According to regulatory filings by operator TransCanada, the southern leg from Cushing to Port Arthur, Texas, is expected to become operational Jan. 3. Brownsville, Wis.-based Michels Corp. is overseeing construction of the pipeline from Cushing to about Diboll, Texas.

“We remain focused on completing the construction, testing and commissioning for the Gulf Coast Project,” according to the filing with the Federal Energy Regulatory Commission.

The pipeline’s northern leg from Canada into the U.S. has been opposed by environmental groups. The southern leg doesn’t cross an international border and doesn’t require presidential approval, although it too has been opposed on environmental grounds.
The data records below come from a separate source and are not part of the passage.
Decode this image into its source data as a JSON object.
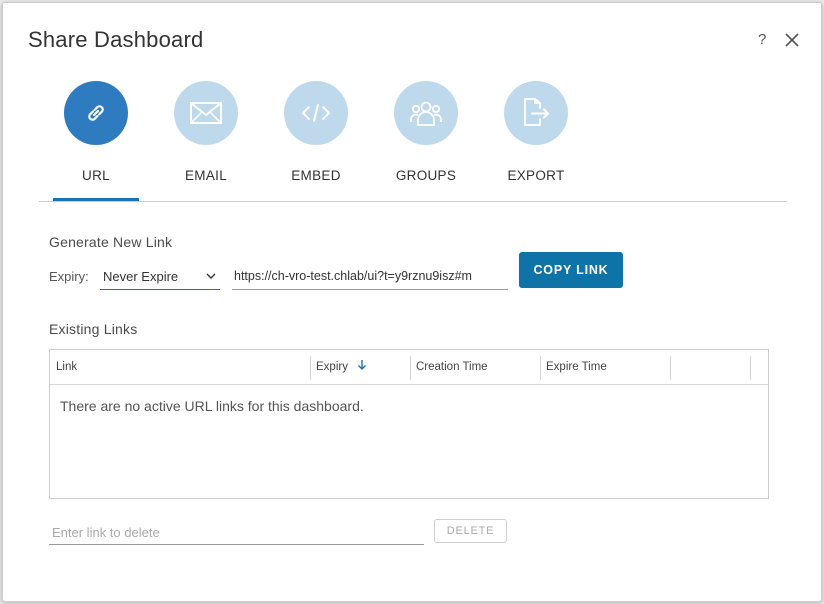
{
  "dialog": {
    "title": "Share Dashboard",
    "help_label": "?"
  },
  "tabs": [
    {
      "label": "URL",
      "icon": "link-icon",
      "active": true
    },
    {
      "label": "EMAIL",
      "icon": "envelope-icon",
      "active": false
    },
    {
      "label": "EMBED",
      "icon": "code-icon",
      "active": false
    },
    {
      "label": "GROUPS",
      "icon": "people-icon",
      "active": false
    },
    {
      "label": "EXPORT",
      "icon": "export-icon",
      "active": false
    }
  ],
  "generate": {
    "title": "Generate New Link",
    "expiry_label": "Expiry:",
    "expiry_value": "Never Expire",
    "url": "https://ch-vro-test.chlab/ui?t=y9rznu9isz#m",
    "copy_button": "COPY LINK"
  },
  "existing": {
    "title": "Existing Links",
    "columns": [
      "Link",
      "Expiry",
      "Creation Time",
      "Expire Time"
    ],
    "sort_column": "Expiry",
    "empty_message": "There are no active URL links for this dashboard."
  },
  "delete": {
    "placeholder": "Enter link to delete",
    "button": "DELETE"
  },
  "colors": {
    "accent": "#0e74a8",
    "tab_active": "#2f7bbf",
    "tab_inactive": "#bfd9ec"
  }
}
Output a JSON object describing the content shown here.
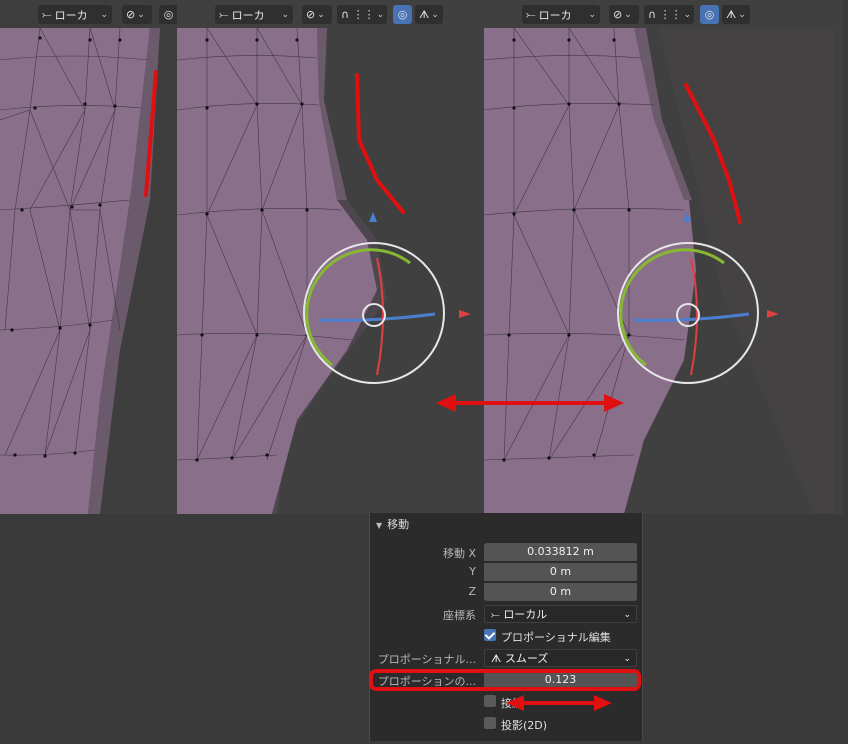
{
  "viewports": [
    {
      "name": "left",
      "header": {
        "orientation_label": "ローカ"
      }
    },
    {
      "name": "middle",
      "header": {
        "orientation_label": "ローカ"
      }
    },
    {
      "name": "right",
      "header": {
        "orientation_label": "ローカ"
      }
    }
  ],
  "icons": {
    "transform_orientation": "orientation-icon",
    "snap": "snap-icon",
    "proportional_edit": "proportional-edit-icon",
    "falloff": "falloff-smooth-icon"
  },
  "colors": {
    "mesh": "#8a6f8b",
    "accent": "#4772b3",
    "annotation_red": "#e01010",
    "gizmo_green": "#86b832",
    "gizmo_blue": "#4a7fd0"
  },
  "panel": {
    "title": "移動",
    "move_x_label": "移動 X",
    "move_x": "0.033812 m",
    "y_label": "Y",
    "move_y": "0 m",
    "z_label": "Z",
    "move_z": "0 m",
    "orientation_label": "座標系",
    "orientation_value": "ローカル",
    "proportional_edit_label": "プロポーショナル編集",
    "proportional_edit_checked": true,
    "falloff_label": "プロポーショナル...",
    "falloff_value": "スムーズ",
    "size_label": "プロポーションの...",
    "size_value": "0.123",
    "connected_label": "接続",
    "connected_checked": false,
    "projected_label": "投影(2D)",
    "projected_checked": false
  }
}
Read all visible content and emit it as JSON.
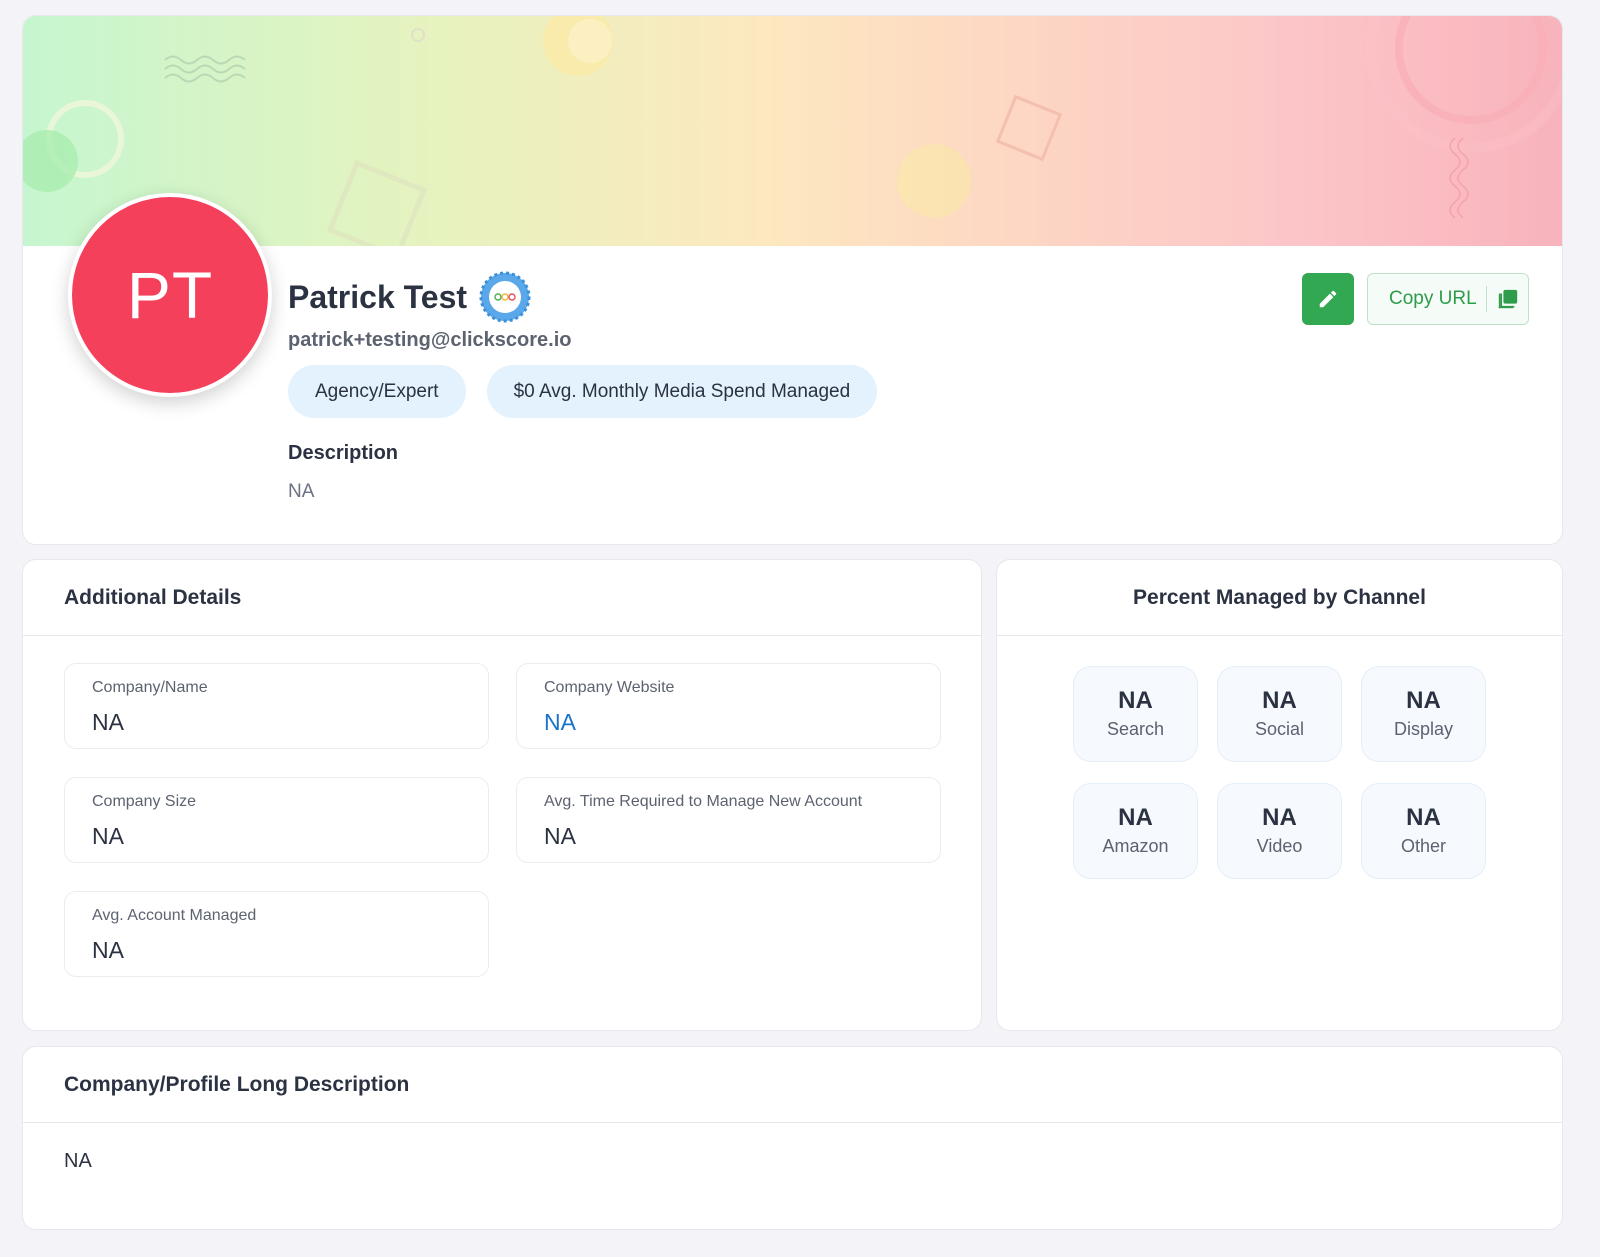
{
  "profile": {
    "avatar_initials": "PT",
    "name": "Patrick Test",
    "email": "patrick+testing@clickscore.io",
    "tags": [
      "Agency/Expert",
      "$0 Avg. Monthly Media Spend Managed"
    ],
    "description_title": "Description",
    "description_value": "NA",
    "copy_url_label": "Copy URL",
    "colors": {
      "avatar": "#f5405c",
      "edit_button": "#33a852",
      "tag_bg": "#e3f2fd",
      "link": "#1a73c8"
    },
    "icons": {
      "verified": "verified-badge-icon",
      "edit": "pencil-icon",
      "copy": "copy-icon"
    }
  },
  "details": {
    "title": "Additional Details",
    "fields": [
      {
        "label": "Company/Name",
        "value": "NA"
      },
      {
        "label": "Company Website",
        "value": "NA"
      },
      {
        "label": "Company Size",
        "value": "NA"
      },
      {
        "label": "Avg. Time Required to Manage New Account",
        "value": "NA"
      },
      {
        "label": "Avg. Account Managed",
        "value": "NA"
      }
    ]
  },
  "channels": {
    "title": "Percent Managed by Channel",
    "items": [
      {
        "value": "NA",
        "label": "Search"
      },
      {
        "value": "NA",
        "label": "Social"
      },
      {
        "value": "NA",
        "label": "Display"
      },
      {
        "value": "NA",
        "label": "Amazon"
      },
      {
        "value": "NA",
        "label": "Video"
      },
      {
        "value": "NA",
        "label": "Other"
      }
    ]
  },
  "long_description": {
    "title": "Company/Profile Long Description",
    "value": "NA"
  }
}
President Barack Obama visited Cushing in 2012 and urged construction of the southern leg.

The 485-mile pipeline initially will carry as much as 700,000 barrels a day from Cushing to the Houston area.

“We have a lot of oil being developed in the state. Having another outlet going south is very positive for us,” Tony Say, CEO of Oklahoma City-based Clearwater Enterprises, told The Oklahoman.

Some have speculated that the pipeline will not eliminate the glut, but instead move it downstream to Houston instead of Cushing, something that Jeff Hume, vice chairman of strategic growth initiatives at Oklahoma City-based Continental Resources Inc., said is unlikely.

“There’s plenty of refining capacity down there,” Hume said. “I think it could displace some foreign oil, which is good for us.”